見直しの前に

「どの保険商品がおトクか」の比較に入る前に、考えるべきことが「保険の入り口」です。効率よく出口にたどり着くためには、入り口から道を間違えないことが大切です。ここでいう出口とは、「保険の契約」ではなく、「保険金の受取り」の場面です。目先の保険料の安さだけで判断するのではなく、それがいつまで続くのかという点まで考えることが大切です。保険見直しをした人の中には、「それでも相変わらず不安」という人が結構います。そうした人は、保険会社を変えても結局、似たような商品を選択しがちです。それならば、むしろ保険見直しをしない方がいいのですが、そのことに気づいていません。保険の加入には年齢が関係し、年齢を重ねるに従い保険料が上昇します。

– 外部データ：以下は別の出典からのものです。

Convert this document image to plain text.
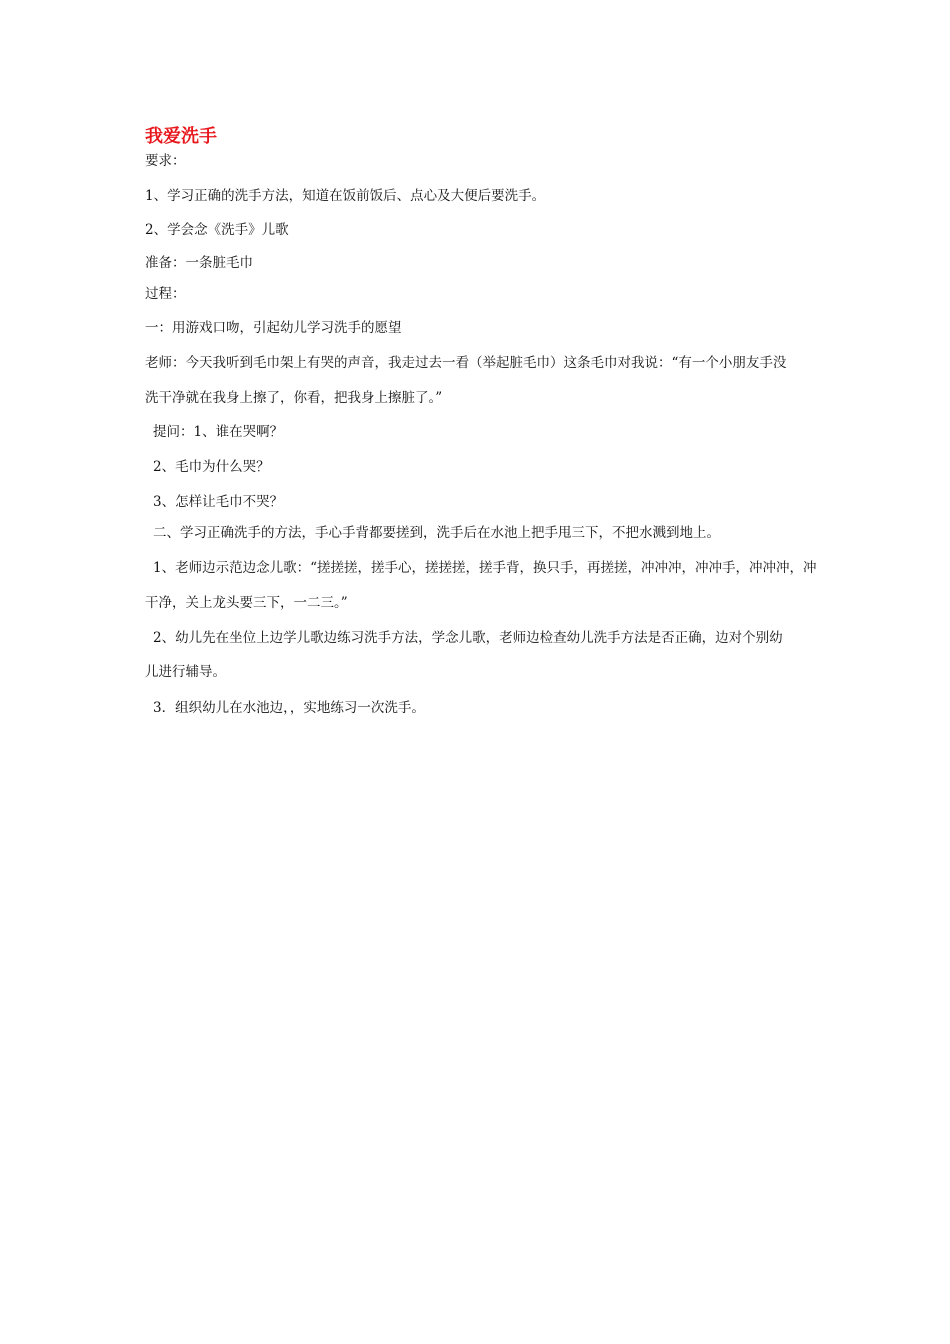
我爱洗手
要求：
1、学习正确的洗手方法，知道在饭前饭后、点心及大便后要洗手。
2、学会念《洗手》儿歌
准备：一条脏毛巾
过程：
一：用游戏口吻，引起幼儿学习洗手的愿望
老师：今天我听到毛巾架上有哭的声音，我走过去一看（举起脏毛巾）这条毛巾对我说：“有一个小朋友手没
洗干净就在我身上擦了，你看，把我身上擦脏了。”
提问：1、谁在哭啊？
2、毛巾为什么哭？
3、怎样让毛巾不哭？
二、学习正确洗手的方法，手心手背都要搓到，洗手后在水池上把手甩三下，不把水溅到地上。
1、老师边示范边念儿歌：“搓搓搓，搓手心，搓搓搓，搓手背，换只手，再搓搓，冲冲冲，冲冲手，冲冲冲，冲
干净，关上龙头要三下，一二三。”
2、幼儿先在坐位上边学儿歌边练习洗手方法，学念儿歌，老师边检查幼儿洗手方法是否正确，边对个别幼
儿进行辅导。
3．组织幼儿在水池边，，实地练习一次洗手。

そして保険の利回りに相当する「予定利率」は低金利のあおりを受け、現在は過去最低水準です。保険見直しにあたっては、加入当初よりも年齢や利回りの点で不利だということをあらかじめ知っていれば、違う選択をした可能性もあるでしょう。同じ保険会社で違う商品に保険見直しするという選択をしたかもしれません。このように、「知らないこと」は確かにリスクのひとつです。ただし、商品知識を蓄えてもそれに加入する合理性が見当たらなけらば「ムダな知識」です。では、何を知っておけがいいのでしょうか。保険商品や商品知識の情報ばかり氾濫し、何を選んでいいのかわからない、それは「考え方・ライフプラン」が不足しているからです。正しいライフプランが定まれば、たくさんある商品から「必要・必要でない」と取捨選択できるようになります。